As a consequence, the optimal exploitation (optimization) of the automated production lines to increase the production efficiency is mainly based on an accurate knowledge of parameters of the asynchronous machine, such as resistances and inductances on the stator and the rotor. Indeed, accurate values of this machine allow computing the closed-loop, drive-fed motor (e.g. speed optimization), managing power consumption (e.g. saving 5% of power consumption) in the best way possible, designing an electrical installation as precisely as possible (e.g. optimal exploitation for the greatest installation lifespan), and predicting induction machine failures with utmost effectiveness (e.g. predictive maintenance optimization).

This expectation can be provided by predicting the behavior of the induction machine. In order to predict the asynchronous machine behavior, the induction motor parameters have to be extracted. There are two major approaches to obtain these parameters. The first one is based on off-line techniques (external measurements, optimization algorithms) (Babau, Boldea, Miller, & Muntean, 2007; P. Kumar, Dalal, & Singh, 2014; Salimin et al., 2013), and the second relies on on-line methods (Recursive Least Square, Extended Kalman Filter…) (Vieira, Azzolin, Gastaldini, & Gründling, 2010; Yazid, Bouhoune, Menaa, & Larabi, 2011). In this paper, is the authors’ focus is on the optimization algorithms, and more specifically on the Evolutionary Algorithms (EAs). These algorithms have proved their efficiency in the optimization and identification domain (Cantelli, D’Orta, Cattini, Sebastianelli, & Cedola, 2015; Shafiei & Binazadeh, 2015).
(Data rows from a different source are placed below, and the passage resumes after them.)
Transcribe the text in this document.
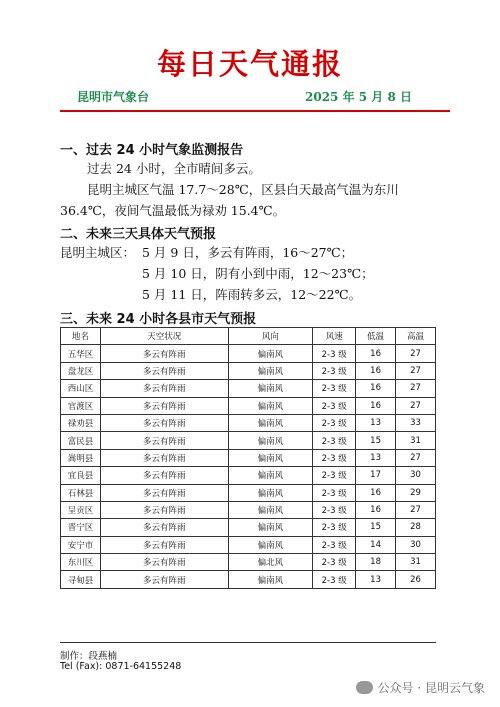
每日天气通报
昆明市气象台	2025 年 5 月 8 日
一、过去 24 小时气象监测报告
过去 24 小时，全市晴间多云。
昆明主城区气温 17.7～28℃，区县白天最高气温为东川
36.4℃，夜间气温最低为禄劝 15.4℃。
二、未来三天具体天气预报
昆明主城区： 5 月 9 日，多云有阵雨，16～27℃；
5 月 10 日，阴有小到中雨，12～23℃；
5 月 11 日，阵雨转多云，12～22℃。
三、未来 24 小时各县市天气预报
地名	天空状况	风向	风速	低温	高温
五华区	多云有阵雨	偏南风	2-3 级	16	27
盘龙区	多云有阵雨	偏南风	2-3 级	16	27
西山区	多云有阵雨	偏南风	2-3 级	16	27
官渡区	多云有阵雨	偏南风	2-3 级	16	27
禄劝县	多云有阵雨	偏南风	2-3 级	13	33
富民县	多云有阵雨	偏南风	2-3 级	15	31
嵩明县	多云有阵雨	偏南风	2-3 级	13	27
宜良县	多云有阵雨	偏南风	2-3 级	17	30
石林县	多云有阵雨	偏南风	2-3 级	16	29
呈贡区	多云有阵雨	偏南风	2-3 级	16	27
晋宁区	多云有阵雨	偏南风	2-3 级	15	28
安宁市	多云有阵雨	偏南风	2-3 级	14	30
东川区	多云有阵雨	偏北风	2-3 级	18	31
寻甸县	多云有阵雨	偏南风	2-3 级	13	26
制作：段燕楠
Tel (Fax): 0871-64155248
公众号 · 昆明云气象
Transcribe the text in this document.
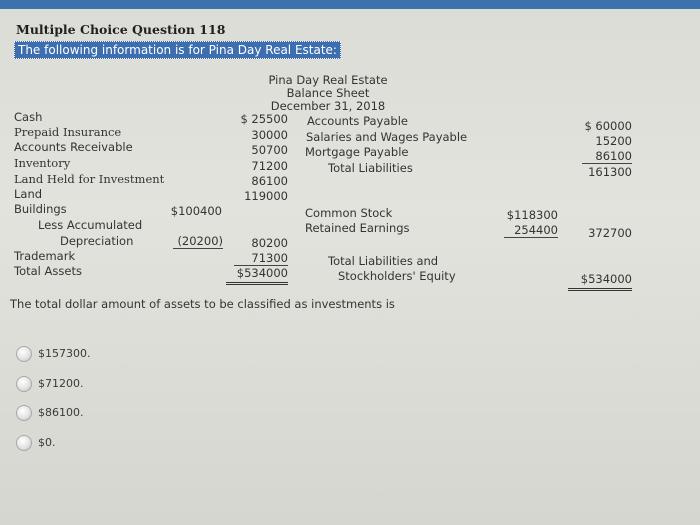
Multiple Choice Question 118
The following information is for Pina Day Real Estate:
Pina Day Real Estate
Balance Sheet
December 31, 2018
Cash
Prepaid Insurance
Accounts Receivable
Inventory
Land Held for Investment
Land
Buildings
Less Accumulated
Depreciation
Trademark
Total Assets
$100400
(20200)
$ 25500
30000
50700
71200
86100
119000
80200
71300
$534000
Accounts Payable
Salaries and Wages Payable
Mortgage Payable
Total Liabilities
$ 60000
15200
86100
161300
Common Stock
Retained Earnings
$118300
254400	372700
Total Liabilities and
Stockholders' Equity	$534000
The total dollar amount of assets to be classified as investments is
$157300.
$71200.
$86100.
$0.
EAs are the most common algorithms; they are currently used in industries and academic researches. Indeed, they allow seeking solutions to complex optimization problems by using the stochastic methods and estimating a criterion called objective function (or fitness function). The main advantage of these algorithms is that they do not need to estimate the derivative of this function, unlike traditional optimization algorithms. Accordingly, EAs, in particular Genetic Algorithms (GAs) are very popular for identification processes.

EAs, more specifically, GAs, Multi-Objective GAs and Particle Swarm Optimization (PSO) are broadly applied to estimate parameters of induction motors. In different papers (Huynh & Dunnigan, 2010; Karimi, Choudhry, & Feliachi, 2007; Yousfi, Bouchemha, Bechouat, & Boukrouche, 2013), researchers assert that PSO are more efficient than GAs. Nevertheless, because of the lack of information (especially the searching boundaries) on the identification parameter and the number of tests achieved, the difference between GAs and PSO could be negligible.